I mostly missed this whole Countrywide data theft scandal, but I’m catching up! As Rothman pointed out:
…Rebollo told special agents that he knew most computers in the office had a security feature that disabled the use of a thumb drive. However, he discovered that one computer didn’t have this feature.
There are two possibilities here, the latter of which I might think is the real reason.
1. The system simply got skipped/missed. Repeatedly. Over the course of two years. I’d have to call bullshit on this one unless their IT is inept or dangerously overworked.
2. Someone, somewhere complained about the inability to use thumbdrives to move data, most likely involving a client or VP/exec.

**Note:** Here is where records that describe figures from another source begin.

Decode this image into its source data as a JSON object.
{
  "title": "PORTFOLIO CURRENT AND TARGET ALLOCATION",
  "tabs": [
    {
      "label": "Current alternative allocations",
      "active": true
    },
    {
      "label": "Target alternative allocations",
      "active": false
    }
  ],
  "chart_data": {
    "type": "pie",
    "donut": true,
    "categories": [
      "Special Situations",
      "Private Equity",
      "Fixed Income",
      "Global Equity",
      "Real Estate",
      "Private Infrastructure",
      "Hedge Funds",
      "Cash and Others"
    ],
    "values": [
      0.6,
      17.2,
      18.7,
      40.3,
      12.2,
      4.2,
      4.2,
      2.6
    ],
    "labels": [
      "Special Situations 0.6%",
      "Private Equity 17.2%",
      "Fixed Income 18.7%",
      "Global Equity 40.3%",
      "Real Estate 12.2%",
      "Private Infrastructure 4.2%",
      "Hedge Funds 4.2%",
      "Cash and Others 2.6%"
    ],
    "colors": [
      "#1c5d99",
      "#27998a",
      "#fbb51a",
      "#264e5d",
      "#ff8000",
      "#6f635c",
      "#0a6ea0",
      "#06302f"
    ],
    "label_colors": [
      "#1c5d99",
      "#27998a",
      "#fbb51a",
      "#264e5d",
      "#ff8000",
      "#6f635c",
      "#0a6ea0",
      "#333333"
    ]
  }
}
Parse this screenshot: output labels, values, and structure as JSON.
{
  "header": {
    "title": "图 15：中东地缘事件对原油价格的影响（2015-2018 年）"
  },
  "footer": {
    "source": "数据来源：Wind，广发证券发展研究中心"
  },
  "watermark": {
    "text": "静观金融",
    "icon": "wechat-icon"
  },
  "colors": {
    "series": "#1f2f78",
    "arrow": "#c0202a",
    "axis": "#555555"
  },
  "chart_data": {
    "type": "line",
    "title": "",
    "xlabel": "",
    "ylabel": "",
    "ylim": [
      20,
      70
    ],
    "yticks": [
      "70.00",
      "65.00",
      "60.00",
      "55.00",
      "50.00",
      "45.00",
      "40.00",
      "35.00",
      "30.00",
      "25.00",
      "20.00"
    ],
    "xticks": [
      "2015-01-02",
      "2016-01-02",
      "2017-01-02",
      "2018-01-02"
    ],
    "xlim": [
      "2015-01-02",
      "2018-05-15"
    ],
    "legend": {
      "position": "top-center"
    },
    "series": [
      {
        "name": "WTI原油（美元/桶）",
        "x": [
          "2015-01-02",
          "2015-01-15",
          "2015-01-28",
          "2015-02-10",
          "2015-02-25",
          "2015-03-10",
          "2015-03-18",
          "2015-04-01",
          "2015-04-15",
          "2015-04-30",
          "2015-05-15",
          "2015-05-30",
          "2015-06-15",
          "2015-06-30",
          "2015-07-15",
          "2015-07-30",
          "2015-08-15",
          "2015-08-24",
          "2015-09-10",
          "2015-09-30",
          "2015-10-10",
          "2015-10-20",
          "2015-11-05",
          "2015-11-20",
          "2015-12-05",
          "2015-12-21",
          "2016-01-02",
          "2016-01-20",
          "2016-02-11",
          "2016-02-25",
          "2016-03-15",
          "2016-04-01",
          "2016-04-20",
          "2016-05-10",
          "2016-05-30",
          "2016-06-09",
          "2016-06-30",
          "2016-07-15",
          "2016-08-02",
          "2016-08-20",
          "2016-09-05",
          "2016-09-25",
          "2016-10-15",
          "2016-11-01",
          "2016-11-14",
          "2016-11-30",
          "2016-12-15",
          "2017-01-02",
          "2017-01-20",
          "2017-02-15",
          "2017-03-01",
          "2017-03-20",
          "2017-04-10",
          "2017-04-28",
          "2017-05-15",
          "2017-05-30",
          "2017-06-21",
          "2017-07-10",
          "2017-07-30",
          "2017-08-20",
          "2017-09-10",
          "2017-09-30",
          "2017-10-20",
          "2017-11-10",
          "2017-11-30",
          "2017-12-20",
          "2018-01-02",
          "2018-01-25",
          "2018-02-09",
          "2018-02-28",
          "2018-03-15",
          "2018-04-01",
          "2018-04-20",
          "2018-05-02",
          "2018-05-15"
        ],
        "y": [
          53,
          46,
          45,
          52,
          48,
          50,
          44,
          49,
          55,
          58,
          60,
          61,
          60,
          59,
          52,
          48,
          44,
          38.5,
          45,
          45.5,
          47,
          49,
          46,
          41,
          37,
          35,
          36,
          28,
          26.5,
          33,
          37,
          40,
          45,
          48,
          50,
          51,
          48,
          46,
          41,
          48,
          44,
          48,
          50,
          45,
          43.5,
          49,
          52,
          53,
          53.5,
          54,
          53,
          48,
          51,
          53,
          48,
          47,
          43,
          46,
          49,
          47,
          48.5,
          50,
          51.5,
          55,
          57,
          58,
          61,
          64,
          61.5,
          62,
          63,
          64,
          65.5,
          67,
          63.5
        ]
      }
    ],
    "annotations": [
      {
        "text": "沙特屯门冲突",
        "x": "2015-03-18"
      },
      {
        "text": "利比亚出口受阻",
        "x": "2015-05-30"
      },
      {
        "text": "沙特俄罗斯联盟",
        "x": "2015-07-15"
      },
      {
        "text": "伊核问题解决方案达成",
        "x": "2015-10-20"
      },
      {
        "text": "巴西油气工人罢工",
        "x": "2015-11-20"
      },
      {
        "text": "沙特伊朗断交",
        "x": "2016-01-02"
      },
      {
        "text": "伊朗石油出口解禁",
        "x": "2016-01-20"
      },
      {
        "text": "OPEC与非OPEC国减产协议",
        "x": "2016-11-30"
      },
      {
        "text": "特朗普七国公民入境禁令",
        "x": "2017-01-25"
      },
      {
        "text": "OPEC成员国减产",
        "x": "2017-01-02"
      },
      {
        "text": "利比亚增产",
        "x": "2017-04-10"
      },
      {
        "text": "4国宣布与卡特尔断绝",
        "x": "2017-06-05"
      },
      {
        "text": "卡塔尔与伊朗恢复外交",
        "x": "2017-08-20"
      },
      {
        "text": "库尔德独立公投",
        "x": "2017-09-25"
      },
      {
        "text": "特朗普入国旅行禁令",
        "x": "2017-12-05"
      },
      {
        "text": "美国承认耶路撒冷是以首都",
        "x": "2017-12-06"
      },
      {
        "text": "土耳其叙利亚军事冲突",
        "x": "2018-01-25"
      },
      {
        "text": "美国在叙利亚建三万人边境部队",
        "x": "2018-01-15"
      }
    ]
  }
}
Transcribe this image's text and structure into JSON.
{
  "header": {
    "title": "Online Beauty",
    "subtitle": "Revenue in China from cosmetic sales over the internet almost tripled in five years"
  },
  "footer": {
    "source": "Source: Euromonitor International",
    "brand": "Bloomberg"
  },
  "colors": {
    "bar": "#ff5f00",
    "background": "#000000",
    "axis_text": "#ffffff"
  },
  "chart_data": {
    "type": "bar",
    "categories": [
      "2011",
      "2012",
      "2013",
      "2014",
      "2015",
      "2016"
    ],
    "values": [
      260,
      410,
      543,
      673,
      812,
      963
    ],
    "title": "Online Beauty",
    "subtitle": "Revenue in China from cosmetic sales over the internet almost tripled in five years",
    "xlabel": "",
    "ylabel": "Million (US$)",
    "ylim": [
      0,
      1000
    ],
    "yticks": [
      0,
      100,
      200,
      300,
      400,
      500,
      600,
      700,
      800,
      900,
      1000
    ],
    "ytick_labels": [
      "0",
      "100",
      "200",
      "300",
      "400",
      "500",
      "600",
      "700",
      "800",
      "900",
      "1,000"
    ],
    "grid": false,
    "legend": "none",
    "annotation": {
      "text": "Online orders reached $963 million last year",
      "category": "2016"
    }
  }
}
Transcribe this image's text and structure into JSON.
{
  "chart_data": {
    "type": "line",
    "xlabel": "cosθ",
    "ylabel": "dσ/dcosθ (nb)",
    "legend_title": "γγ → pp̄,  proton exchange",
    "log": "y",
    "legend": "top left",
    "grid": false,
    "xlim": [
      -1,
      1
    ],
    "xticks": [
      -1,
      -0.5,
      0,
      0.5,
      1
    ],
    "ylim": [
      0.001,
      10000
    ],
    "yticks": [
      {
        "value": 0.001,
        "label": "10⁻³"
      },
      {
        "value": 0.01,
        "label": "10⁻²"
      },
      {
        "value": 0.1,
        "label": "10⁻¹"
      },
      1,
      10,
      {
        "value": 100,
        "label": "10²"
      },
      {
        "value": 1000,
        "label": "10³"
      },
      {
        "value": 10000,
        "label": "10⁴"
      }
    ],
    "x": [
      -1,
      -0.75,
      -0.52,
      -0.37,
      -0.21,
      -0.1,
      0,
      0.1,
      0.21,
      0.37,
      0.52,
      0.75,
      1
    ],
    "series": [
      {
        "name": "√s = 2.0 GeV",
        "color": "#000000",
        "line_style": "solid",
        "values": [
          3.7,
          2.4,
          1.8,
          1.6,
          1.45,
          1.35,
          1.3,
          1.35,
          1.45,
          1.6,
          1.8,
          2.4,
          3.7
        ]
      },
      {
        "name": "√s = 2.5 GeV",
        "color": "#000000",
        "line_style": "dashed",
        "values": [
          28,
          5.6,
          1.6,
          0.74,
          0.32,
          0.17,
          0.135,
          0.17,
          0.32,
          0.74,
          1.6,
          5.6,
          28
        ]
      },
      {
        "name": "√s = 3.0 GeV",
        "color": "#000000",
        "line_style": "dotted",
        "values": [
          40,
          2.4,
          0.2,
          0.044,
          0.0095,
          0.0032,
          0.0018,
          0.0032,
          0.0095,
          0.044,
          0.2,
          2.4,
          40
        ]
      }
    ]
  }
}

So IT set up a special system that was exempt from the security measures but still allowed on the network, because business wanted that convenience.
I really like what Rothman said in his post:
And there you have it. The weakest link is always the one that gets nailed. Moreover, the policy isn’t worth the paper it’s written on, if it’s not enforced. Seriously. Countrywide gets an A for preventative controls. But they get an F for implementation. As my friend told me when I was trying to sell my house, “it only takes one.” I guess Countrywide gets that now too.
And that is why we will continue to need people to watch logs, alerts, and make sure every device is accounted for. Getting “most” of them is simply not a sustainable security approach.
Oh, and if you want to know the best ways to get around security controls in a business, interview the average employees. They find the ways, unbeknownst to non-monitoring IT/security teams.